On December 15, 1912, Fr. Luigi Guanella boarded a ship to take him across the Atlantic to the United States. He was 70 and the winter seas were rough. He spent most of the time sick in his cabin and as the ship was tossed around he probably thought about another ship named "Titanic" that tried to make this same journey only eight months earlier. He was on his way to Chicago where the archbishop had asked for the help of a community of Sisters which he had founded. He carried a letter from his friend, Pope Pius X, which read:
"Fr. Guanella undertakes this journey to explore the possibility of beginning a foundation directed by his Sisters to assist the mentally and physically disabled of every age and social background in order to care for them and look after their needs. We bear witness that these dear Sisters here in Rome and anywhere else are very appreciated because of their committed ministry and obedience to the holy charism of their institute. They perform miracles of true charity."
On December 23 the ship carrying Fr. Guanella docked in New York. Over the next one and a half months he visited Boston, Providence, St. Louis, Cincinnati, Buffalo, Utica, New Haven, Baltimore, and Washington, as well as Chicago where he laid the groundwork for the first Sisters to follow him. He would have liked to have gone to Genoa City, Wisconsin where some of his relatives had lived and died, but he did not have time to make that trip. He left the U.S. in early February and arrived back in Naples on February 22, 1913.

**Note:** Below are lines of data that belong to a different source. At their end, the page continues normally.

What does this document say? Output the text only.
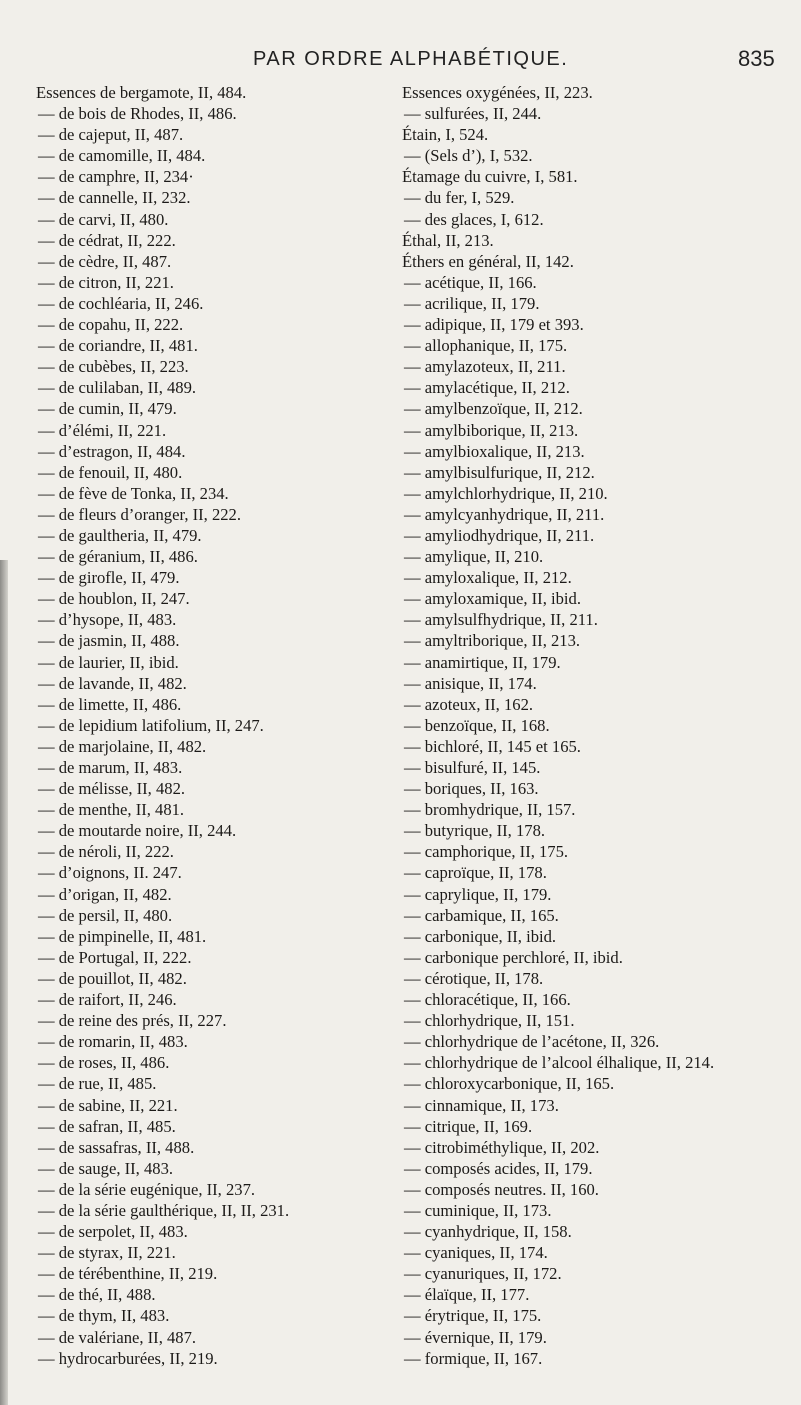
PAR ORDRE ALPHABÉTIQUE.	835
Essences de bergamote, II, 484.
— de bois de Rhodes, II, 486.
— de cajeput, II, 487.
— de camomille, II, 484.
— de camphre, II, 234·
— de cannelle, II, 232.
— de carvi, II, 480.
— de cédrat, II, 222.
— de cèdre, II, 487.
— de citron, II, 221.
— de cochléaria, II, 246.
— de copahu, II, 222.
— de coriandre, II, 481.
— de cubèbes, II, 223.
— de culilaban, II, 489.
— de cumin, II, 479.
— d’élémi, II, 221.
— d’estragon, II, 484.
— de fenouil, II, 480.
— de fève de Tonka, II, 234.
— de fleurs d’oranger, II, 222.
— de gaultheria, II, 479.
— de géranium, II, 486.
— de girofle, II, 479.
— de houblon, II, 247.
— d’hysope, II, 483.
— de jasmin, II, 488.
— de laurier, II, ibid.
— de lavande, II, 482.
— de limette, II, 486.
— de lepidium latifolium, II, 247.
— de marjolaine, II, 482.
— de marum, II, 483.
— de mélisse, II, 482.
— de menthe, II, 481.
— de moutarde noire, II, 244.
— de néroli, II, 222.
— d’oignons, II. 247.
— d’origan, II, 482.
— de persil, II, 480.
— de pimpinelle, II, 481.
— de Portugal, II, 222.
— de pouillot, II, 482.
— de raifort, II, 246.
— de reine des prés, II, 227.
— de romarin, II, 483.
— de roses, II, 486.
— de rue, II, 485.
— de sabine, II, 221.
— de safran, II, 485.
— de sassafras, II, 488.
— de sauge, II, 483.
— de la série eugénique, II, 237.
— de la série gaulthérique, II, II, 231.
— de serpolet, II, 483.
— de styrax, II, 221.
— de térébenthine, II, 219.
— de thé, II, 488.
— de thym, II, 483.
— de valériane, II, 487.
— hydrocarburées, II, 219.
Essences oxygénées, II, 223.
— sulfurées, II, 244.
Étain, I, 524.
— (Sels d’), I, 532.
Étamage du cuivre, I, 581.
— du fer, I, 529.
— des glaces, I, 612.
Éthal, II, 213.
Éthers en général, II, 142.
— acétique, II, 166.
— acrilique, II, 179.
— adipique, II, 179 et 393.
— allophanique, II, 175.
— amylazoteux, II, 211.
— amylacétique, II, 212.
— amylbenzoïque, II, 212.
— amylbiborique, II, 213.
— amylbioxalique, II, 213.
— amylbisulfurique, II, 212.
— amylchlorhydrique, II, 210.
— amylcyanhydrique, II, 211.
— amyliodhydrique, II, 211.
— amylique, II, 210.
— amyloxalique, II, 212.
— amyloxamique, II, ibid.
— amylsulfhydrique, II, 211.
— amyltriborique, II, 213.
— anamirtique, II, 179.
— anisique, II, 174.
— azoteux, II, 162.
— benzoïque, II, 168.
— bichloré, II, 145 et 165.
— bisulfuré, II, 145.
— boriques, II, 163.
— bromhydrique, II, 157.
— butyrique, II, 178.
— camphorique, II, 175.
— caproïque, II, 178.
— caprylique, II, 179.
— carbamique, II, 165.
— carbonique, II, ibid.
— carbonique perchloré, II, ibid.
— cérotique, II, 178.
— chloracétique, II, 166.
— chlorhydrique, II, 151.
— chlorhydrique de l’acétone, II, 326.
— chlorhydrique de l’alcool élhalique, II, 214.
— chloroxycarbonique, II, 165.
— cinnamique, II, 173.
— citrique, II, 169.
— citrobiméthylique, II, 202.
— composés acides, II, 179.
— composés neutres. II, 160.
— cuminique, II, 173.
— cyanhydrique, II, 158.
— cyaniques, II, 174.
— cyanuriques, II, 172.
— élaïque, II, 177.
— érytrique, II, 175.
— évernique, II, 179.
— formique, II, 167.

Who are these Sisters about whom Pope St. Pius X spoke so highly? In 1871 two sets of siblings, the Bosatta sisters and the Minatta sisters, came together with the encouragement of their pastor to care for the orphans and the sick in their village. They were called the "Pious Union of the Daughters of Mary Immaculate." In 1881 Fr. Guanella was sent to take the place of their deceased pastor and in time they changed their name to what it is today--the Daughters of St. Mary of Providence. From this small beginning they have spread throughout the world in order to create, in their words, a "culture of charity," by caring for the poor and abandoned, the elderly, and especially the developmentally disabled.
One of the original four, Clare Bosatta (1858-1887), was beatified in 1991. Fr. Luigi Guanella, who was himself beatified in 1964 and canonized in 2011, was amazed at her deep spirituality and took it upon himself to read St. Teresa of Avila and St. John of the Cross, the great Carmelite mystics and doctors of the Church, in order to be a better spiritual director for her. He wrote the following about her. His words are a reminder to us that because the Son of God united in himself a divine nature and a human nature, and because he said that whatever we do for the least of his children we do for him, our own longing for God is partially satisfied on earth not only in prayer but in our service of our least brothers and sisters.
"Clare wanted God; she wanted to be able to hug Him physically and see His face if she could, but not being able to do that, she extended her hugs to the creatures who could attract her to Him and from whom she could draw a drop of water that could quench her heart which was always thirsty for God."